A yearlong series of public events on the endurance of democracy in the United States and around the world, started by students and known as The Democracy Summit, begins Wednesday with a public program by Masih Alinejad, an Iranian American journalist and women’s rights activist.
Starting at 6:30 p.m. on Feb. 8 in Filene Auditorium, Alinejad will be speaking on her My Stealthy Freedom social media campaign against compulsory hijab wearing, which has become a major civil disobedience movement in Iran. Her talk, Ending Gender Apartheid in Iran, is open to the public and also will be livestreamed. Registration is required.
Alinejad, who has been living in exile since 2009, gained worldwide attention in 2014 when she removed her hijab and posted a photo on her Facebook page with her hair blowing in the wind. From that, My Stealthy Freedom was born, making her a lightning rod in the women’s rights movement in Iran and around the world.
In the last two years the Justice Department has brought charges in two alleged attempts to take her life. Federal prosecutors last year filed murder-for hire charges against three foreign nationals in an alleged assassination plot, and in 2021 prosecutors in New York filed kidnapping conspiracy charges against four Iranians who allegedly planned to “forcibly render her to Iran, for likely execution,” The New York Times reported last month.
The Democracy Summit was conceived by the nonpartisan, student-run Dartmouth Political Union and jointly convened by the DPU, the Nelson A. Rockefeller Center for Public Policy and the Social Sciences, and the John Sloan Dickey Center for International Understanding.
Victoria K. Holt, the Norman E. McCulloch Jr. Director of the Dickey Center, calls Alinejad’s visit to Dartmouth an important event and an outstanding way to kick off the ongoing Democracy Summit series.
“We’re delighted to work with the DPU to welcome Masih Alinejad to Dartmouth, a prominent, vibrant voice of dissent and courage. We are pleased she is both kicking off the Democracy Summit and continuing the Dissent and Democracy series we launched last fall with Garry Kasparov and Evan Mawarire,” Holt says.
Jessica Chiriboga ’24, DPU president, and Dylan Griffith ’25, vice president, began developing the series in the late fall in response to student discussions about the state of democracy in the U.S. and around the world, Chiriboga says.
“With increasing political polarization, issues regarding election security, and threats to democracy around the world, the DPU feels that we are at a crossroads where we can play an outsized role in having conversations surrounding democracy,” Griffith says, “especially as a nonpartisan student organization of an esteemed academic institution.”

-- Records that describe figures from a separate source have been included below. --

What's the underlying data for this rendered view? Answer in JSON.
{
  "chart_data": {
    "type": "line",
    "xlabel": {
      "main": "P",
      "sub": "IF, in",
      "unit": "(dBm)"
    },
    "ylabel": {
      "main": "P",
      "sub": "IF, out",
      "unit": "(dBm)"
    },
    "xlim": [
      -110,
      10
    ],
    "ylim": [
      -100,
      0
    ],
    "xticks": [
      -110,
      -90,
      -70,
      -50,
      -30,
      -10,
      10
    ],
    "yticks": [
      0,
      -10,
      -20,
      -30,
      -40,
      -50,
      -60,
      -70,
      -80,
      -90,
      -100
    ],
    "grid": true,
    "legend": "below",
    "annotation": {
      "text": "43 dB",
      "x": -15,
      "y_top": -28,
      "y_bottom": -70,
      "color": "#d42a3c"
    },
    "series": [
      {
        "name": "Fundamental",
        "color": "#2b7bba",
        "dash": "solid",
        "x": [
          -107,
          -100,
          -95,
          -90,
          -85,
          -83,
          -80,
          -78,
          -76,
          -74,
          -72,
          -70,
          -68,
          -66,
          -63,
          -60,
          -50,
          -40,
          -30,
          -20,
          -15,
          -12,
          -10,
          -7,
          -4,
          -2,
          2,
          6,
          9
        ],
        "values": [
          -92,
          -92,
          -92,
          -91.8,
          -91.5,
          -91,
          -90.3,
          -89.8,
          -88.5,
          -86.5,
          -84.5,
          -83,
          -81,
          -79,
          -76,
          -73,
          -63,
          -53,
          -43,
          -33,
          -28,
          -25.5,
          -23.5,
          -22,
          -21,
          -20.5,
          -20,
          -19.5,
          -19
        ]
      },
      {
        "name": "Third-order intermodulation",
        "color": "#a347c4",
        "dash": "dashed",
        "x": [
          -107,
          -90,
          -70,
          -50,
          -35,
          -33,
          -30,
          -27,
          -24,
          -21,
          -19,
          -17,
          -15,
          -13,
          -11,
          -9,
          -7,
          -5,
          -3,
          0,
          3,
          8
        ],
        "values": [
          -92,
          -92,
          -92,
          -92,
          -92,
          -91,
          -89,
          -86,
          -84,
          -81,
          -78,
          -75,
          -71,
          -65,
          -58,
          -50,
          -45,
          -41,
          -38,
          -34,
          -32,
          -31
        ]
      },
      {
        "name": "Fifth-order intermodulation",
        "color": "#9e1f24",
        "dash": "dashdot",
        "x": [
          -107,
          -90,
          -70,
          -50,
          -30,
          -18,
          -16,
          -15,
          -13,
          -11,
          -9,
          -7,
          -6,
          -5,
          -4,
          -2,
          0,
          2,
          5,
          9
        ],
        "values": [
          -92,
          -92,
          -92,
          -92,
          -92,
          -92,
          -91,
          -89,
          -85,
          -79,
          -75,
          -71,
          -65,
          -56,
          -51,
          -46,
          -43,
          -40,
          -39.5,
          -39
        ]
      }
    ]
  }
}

Holt also hailed the students’ efforts to organize the series.
“We’ve been impressed by the DPU’s ambitious plans for the Democracy Summit; their topics and speakers are sure to strengthen informed debate about critical issues of concern to us all,” Holt says.
“It’s inspiring that Dartmouth students have taken the initiative, and the Dickey Center, along with the Rockefeller Center, is excited to partner with the DPU to make this a success, as it brings a broad range of viewpoints—nationally and internationally focused—to our community.”
In addition to Alinejad’s public event on Wednesday evening, she will also be attending an informal lunch with faculty and the Dickey Center; visiting a Women in Journalism course taught by lecturer Alexis Jetter; and meeting with undergraduate students in a private reception Wednesday afternoon.
Democracy Summit events during the winter also include a Feb. 22 student debate, American Dream: Dead or Alive?, at 7 p.m. in Filene Auditorium. Additional events into the fall, some of which could complement the New Hampshire presidential primary, will be sequentially announced and feature academics, governors, journalists, and members of Congress. Events will require advance registration and will be livestreamed.